Greening the Grid

An increase in renewable generation and grid edge technologies is enabling the flexibility to decarbonise the power grid.

The weather over the springtime public holidays has become a recipe for record lows in Great Britain’s power grid carbon intensity.

Easter Monday this year saw the carbon intensity of the power grid drop to a new record low of 39 gCO2/kWh at 1pm, with zero carbon sources providing nearly four fifths of electricity. Wind and solar accounted for 60% of the generation mix.

Last year was the greenest year on record for the electricity system, with the average carbon intensity reaching a new low. May 2020 saw both the greenest month on record and the greenest moment at 46 gCO2/kWh.
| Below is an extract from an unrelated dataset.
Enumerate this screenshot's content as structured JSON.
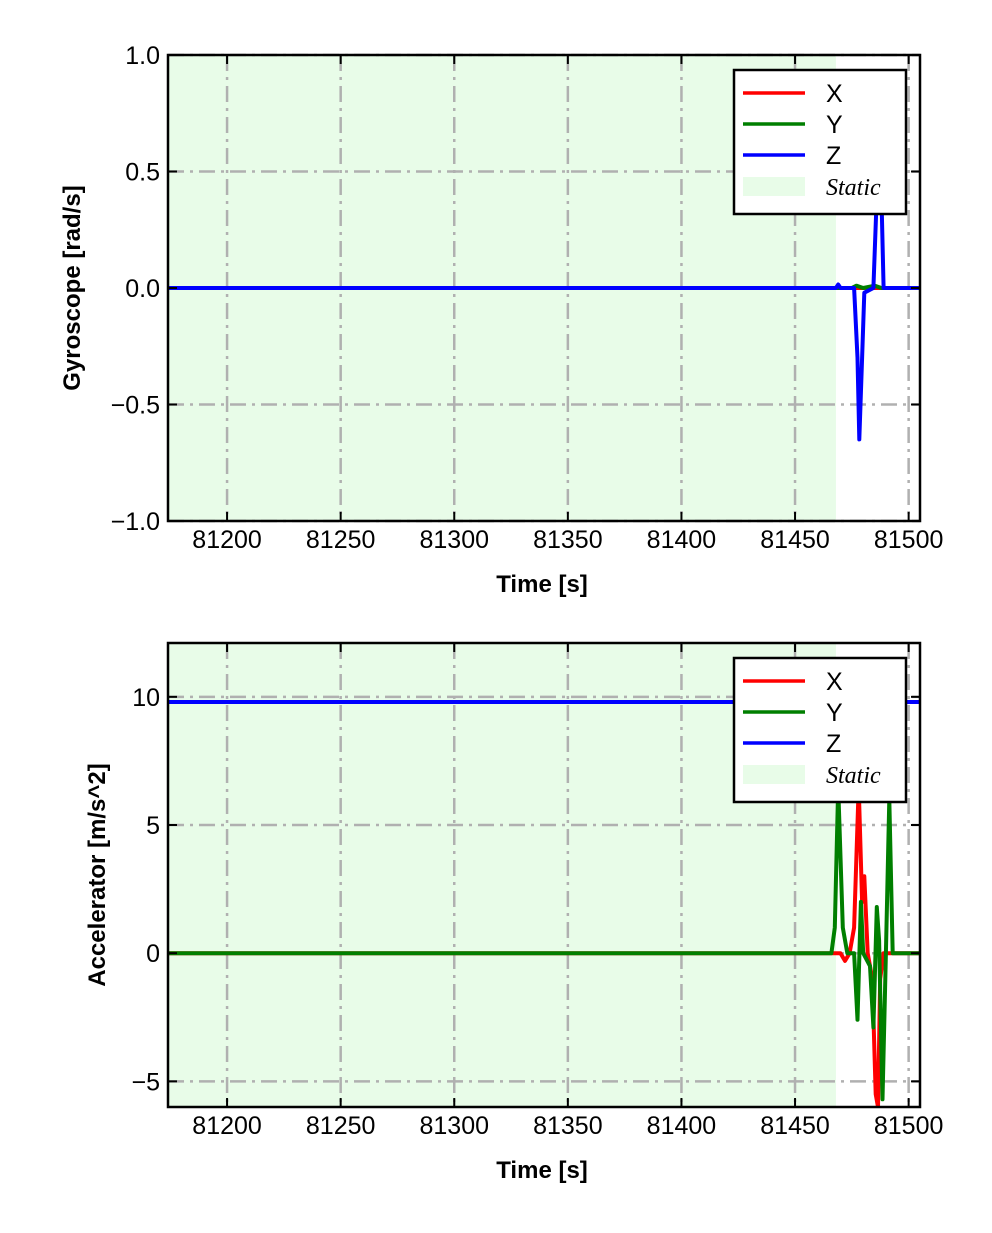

Britain’s power grid has decarbonised by 66% in the last seven years and National Grid ESO’s ambition is to be able to operate a zero-carbon electricity system by 2025.

Increasing renewables

We’ve seen widespread reductions in electricity demand over the past year which was a key factor in reducing 2020’s carbon intensity, but new records set for renewable power sources and the longest stretch of coal-free power (almost 68 days) have made this possible.
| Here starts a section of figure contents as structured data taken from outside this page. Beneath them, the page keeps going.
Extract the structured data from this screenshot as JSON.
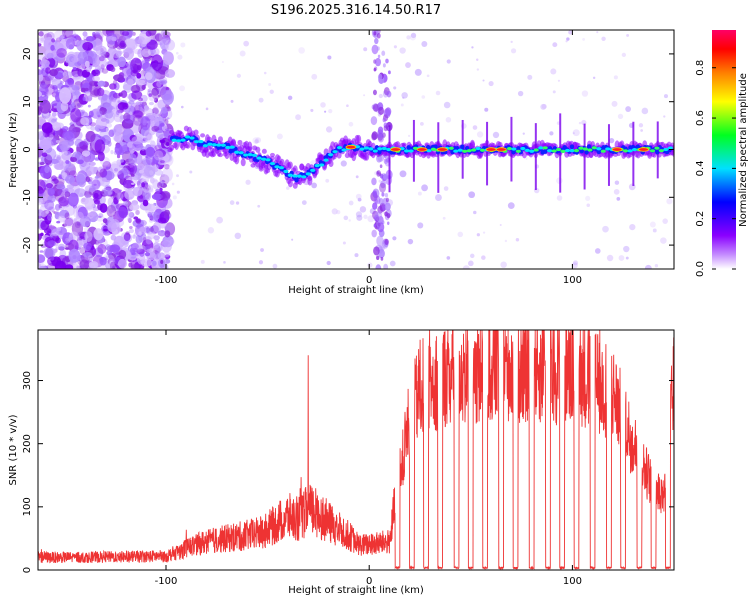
{
  "page_title": "S196.2025.316.14.50.R17",
  "chart_data": [
    {
      "type": "heatmap",
      "title": "S196.2025.316.14.50.R17",
      "xlabel": "Height of straight line (km)",
      "ylabel": "Frequency (Hz)",
      "xlim": [
        -163,
        150
      ],
      "ylim": [
        -25,
        25
      ],
      "xticks": [
        -100,
        0,
        100
      ],
      "xtick_labels": [
        "-100",
        "0",
        "100"
      ],
      "yticks": [
        -20,
        -10,
        0,
        10,
        20
      ],
      "ytick_labels": [
        "-20",
        "-10",
        "0",
        "10",
        "20"
      ],
      "colorbar": {
        "label": "Normalized spectral amplitude",
        "range": [
          0,
          0.95
        ],
        "ticks": [
          0.0,
          0.2,
          0.4,
          0.6,
          0.8
        ],
        "tick_labels": [
          "0.0",
          "0.2",
          "0.4",
          "0.6",
          "0.8"
        ],
        "colors": [
          "#ffffff",
          "#9a00ff",
          "#0000ff",
          "#00e0ff",
          "#00ff20",
          "#ffff00",
          "#ff8000",
          "#ff0000",
          "#ff0060"
        ]
      },
      "trace": {
        "x": [
          -100,
          -90,
          -80,
          -70,
          -60,
          -50,
          -40,
          -35,
          -30,
          -25,
          -20,
          -15,
          -10,
          -5,
          0,
          10,
          20,
          40,
          60,
          80,
          100,
          120,
          150
        ],
        "frequency": [
          1.5,
          2.5,
          1,
          0.5,
          -1,
          -2.5,
          -5,
          -6,
          -5,
          -3.5,
          -1.5,
          0,
          0.5,
          0.5,
          0,
          0,
          0,
          0,
          0,
          0,
          0,
          0,
          0
        ]
      }
    },
    {
      "type": "line",
      "xlabel": "Height of straight line (km)",
      "ylabel": "SNR (10 * v/v)",
      "xlim": [
        -163,
        150
      ],
      "ylim": [
        0,
        380
      ],
      "xticks": [
        -100,
        0,
        100
      ],
      "xtick_labels": [
        "-100",
        "0",
        "100"
      ],
      "yticks": [
        0,
        100,
        200,
        300
      ],
      "ytick_labels": [
        "0",
        "100",
        "200",
        "300"
      ],
      "color": "#ee3333",
      "envelope": {
        "x": [
          -163,
          -140,
          -100,
          -95,
          -90,
          -80,
          -70,
          -60,
          -52,
          -45,
          -40,
          -35,
          -30,
          -25,
          -20,
          -12,
          -5,
          0,
          10,
          15,
          20,
          25,
          30,
          40,
          50,
          60,
          70,
          80,
          90,
          100,
          110,
          120,
          130,
          140,
          145,
          150
        ],
        "y": [
          20,
          20,
          22,
          28,
          35,
          45,
          50,
          55,
          60,
          75,
          85,
          80,
          95,
          90,
          75,
          60,
          40,
          40,
          45,
          150,
          240,
          285,
          300,
          310,
          315,
          320,
          322,
          318,
          315,
          320,
          300,
          280,
          200,
          130,
          120,
          300
        ]
      },
      "spikes": {
        "x": [
          -30
        ],
        "y": [
          340
        ]
      },
      "dropouts": {
        "x": [
          14,
          21,
          28,
          35,
          43,
          50,
          57,
          65,
          72,
          80,
          88,
          95,
          102,
          110,
          118,
          125,
          133,
          140,
          147
        ],
        "y": [
          2,
          2,
          2,
          2,
          2,
          2,
          2,
          2,
          2,
          2,
          2,
          2,
          2,
          2,
          2,
          2,
          2,
          2,
          2
        ]
      }
    }
  ]
}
The average carbon intensity of May 2020 was 143 gCO2/kWh, but to meet the UK government’s 68% reduction in carbon emissions by 2030, the annual average carbon intensity must be below 100 gCO2/kWh.

Action is still needed to increase the quantity of renewable generation connected to the grid, but this also highlights the need for more low carbon technologies to provide power when output from renewable generation is low.

New research estimates that global electricity consumption will double by 2050 due to the electrification of transport and heat, which would require four-times as much low carbon power output compared to today. This wide-scale deployment of renewable generation needs to start from now, with at least 40 GW of new capacity being connected to Britain’s electricity system by 2030.

Supply and demand

For the future electricity system to be as flexible as the current one, renewable generators need to store and release energy on demand. To maximise this, new tools are being deployed to forecast future energy demands and prepare for environmental factors.

Grid edge technologies such as distributed storage, distributed generation, smart meters, smart appliances, and electric vehicles are becoming more commonplace and continuing to innovate how we interact with our energy supply. Utility scale battery storage has a vital role to play in Britain’s energy mix and, alongside the wide-scale deployment of renewable generation, as much as 30 GW installed capacity could be required by 2050.

The key trends of decarbonisation, decentralisation and digitalisation are driving rapid change in the industry. Grid edge technologies are disrupting electricity infrastructure, enabling renewables to provide reliable baseload generation for a low carbon power grid, and empowering consumers to take control of their energy use.


At what pace do we need to deploy low carbon technologies to meet the electricity demand of the future and how can we ensure that demand reduction remains at the forefront?